Nepal Reinsurance Company नेपाल पुनर्बीमा कम्पनी
- Traded as: NEPSE: 2881
- Industry: Reinsurance
- Founded: December 22, 2014; 11 years ago, Nepal
- Headquarters: Thapathali, Kathmandu, Nepal
- Area served: Worldwide
- Key people: Ishwori Prasad Aryal (chairman) Surendra Thapa (CEO)
- Net income: रू103 crore (US$6.7 million) (2024)
- Number of employees: 65 (2022)
- Rating: AA− (Icra Nepal)
- Website: nepalre.com.np

= Nepal Reinsurance Company Limited =

Reinsurance company in Nepal

Nepal Reinsurance Company (Nepal Re) is Nepal's first reinsurance company which was successor of the insurance pool that was set up in 2003 with the aim to cover the losses arising from situations like riot, sabotage or terrorism and malicious damage (RSTMD) during the Insurgency.

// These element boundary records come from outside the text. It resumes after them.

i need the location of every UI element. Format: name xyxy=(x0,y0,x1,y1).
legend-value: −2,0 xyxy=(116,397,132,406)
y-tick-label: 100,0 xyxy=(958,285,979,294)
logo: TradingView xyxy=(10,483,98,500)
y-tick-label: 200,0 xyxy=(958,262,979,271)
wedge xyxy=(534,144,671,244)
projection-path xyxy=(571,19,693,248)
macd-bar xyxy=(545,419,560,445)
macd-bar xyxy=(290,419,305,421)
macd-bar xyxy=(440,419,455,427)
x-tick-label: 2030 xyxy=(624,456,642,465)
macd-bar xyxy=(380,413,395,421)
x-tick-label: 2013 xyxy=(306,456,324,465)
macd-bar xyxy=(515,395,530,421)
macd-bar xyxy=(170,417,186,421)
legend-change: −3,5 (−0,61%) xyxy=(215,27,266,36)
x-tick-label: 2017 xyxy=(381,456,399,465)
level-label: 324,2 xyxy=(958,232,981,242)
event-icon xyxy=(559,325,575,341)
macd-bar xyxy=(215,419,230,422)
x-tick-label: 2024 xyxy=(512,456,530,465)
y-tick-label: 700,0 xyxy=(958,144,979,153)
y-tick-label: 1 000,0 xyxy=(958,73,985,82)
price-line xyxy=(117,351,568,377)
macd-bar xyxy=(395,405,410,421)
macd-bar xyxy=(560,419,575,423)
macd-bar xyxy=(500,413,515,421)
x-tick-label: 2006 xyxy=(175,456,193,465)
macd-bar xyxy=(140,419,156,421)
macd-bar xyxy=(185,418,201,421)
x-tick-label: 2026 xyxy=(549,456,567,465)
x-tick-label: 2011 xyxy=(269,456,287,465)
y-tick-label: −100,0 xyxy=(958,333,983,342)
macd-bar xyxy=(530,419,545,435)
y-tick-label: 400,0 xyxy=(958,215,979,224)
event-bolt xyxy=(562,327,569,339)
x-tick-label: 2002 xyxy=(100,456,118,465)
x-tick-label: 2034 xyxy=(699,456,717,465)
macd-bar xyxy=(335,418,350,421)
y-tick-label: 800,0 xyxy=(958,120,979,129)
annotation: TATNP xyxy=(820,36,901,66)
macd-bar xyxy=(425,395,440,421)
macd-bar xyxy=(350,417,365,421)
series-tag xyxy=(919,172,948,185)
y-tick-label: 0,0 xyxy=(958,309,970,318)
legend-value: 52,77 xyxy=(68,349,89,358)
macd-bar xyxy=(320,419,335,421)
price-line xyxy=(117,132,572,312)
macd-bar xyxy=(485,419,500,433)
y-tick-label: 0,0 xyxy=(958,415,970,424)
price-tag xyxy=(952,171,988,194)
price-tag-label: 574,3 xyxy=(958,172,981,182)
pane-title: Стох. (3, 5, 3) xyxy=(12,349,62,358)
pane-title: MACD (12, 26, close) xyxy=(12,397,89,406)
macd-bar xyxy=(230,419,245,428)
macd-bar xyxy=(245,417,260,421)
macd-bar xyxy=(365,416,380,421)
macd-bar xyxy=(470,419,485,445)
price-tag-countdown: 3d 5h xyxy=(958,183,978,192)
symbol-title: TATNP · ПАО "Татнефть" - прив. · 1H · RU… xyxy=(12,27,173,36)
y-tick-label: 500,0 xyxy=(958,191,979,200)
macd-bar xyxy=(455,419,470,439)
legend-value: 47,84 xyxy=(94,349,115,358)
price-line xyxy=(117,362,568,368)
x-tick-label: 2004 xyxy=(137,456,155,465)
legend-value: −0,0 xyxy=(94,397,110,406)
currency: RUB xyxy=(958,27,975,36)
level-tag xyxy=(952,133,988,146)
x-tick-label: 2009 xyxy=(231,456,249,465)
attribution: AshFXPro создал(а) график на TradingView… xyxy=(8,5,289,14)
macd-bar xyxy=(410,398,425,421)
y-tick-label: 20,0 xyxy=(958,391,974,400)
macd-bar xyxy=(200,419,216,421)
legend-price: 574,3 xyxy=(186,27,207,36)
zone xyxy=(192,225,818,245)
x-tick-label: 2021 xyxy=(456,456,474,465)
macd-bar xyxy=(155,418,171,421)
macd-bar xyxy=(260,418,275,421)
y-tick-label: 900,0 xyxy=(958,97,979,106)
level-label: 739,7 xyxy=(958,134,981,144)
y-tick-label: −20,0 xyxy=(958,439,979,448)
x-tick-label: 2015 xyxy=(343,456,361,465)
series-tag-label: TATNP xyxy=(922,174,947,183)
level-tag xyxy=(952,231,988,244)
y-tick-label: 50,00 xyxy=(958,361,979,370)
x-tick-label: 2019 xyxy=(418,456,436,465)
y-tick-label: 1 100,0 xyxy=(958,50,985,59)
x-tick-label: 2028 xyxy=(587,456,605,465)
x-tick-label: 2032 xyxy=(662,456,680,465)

It operates under a public–private partnership (PPP) model with equity participation from the Government of Nepal.

==Structure==
The current paid-up capital of Nepal Reinsurance is 11.65 Billion. The following table shows the percentage of shareholdings by the respective shareholders on the capital structure:

| S.No | Owners | Ownership (%) |
|---|---|---|
| 1 | Government of Nepal | 44.039051 |
| 2 | Institutional investor | 39.97 |
| 3 | Public | 16 |

==Services==
Nepal Re provides reinsurance support to both life and non-life insurers.

Domestically, its portfolio includes treaty, direct session, facultative, RSM/DST, agriculture, motor third-party liability pool, foreign employment pool, and aviation business, partnering with various local non-life insurance companies and life insurance companies depending on the product line.

Internationally, it offers treaty support in 13 countries and facultative reinsurance in 32 countries.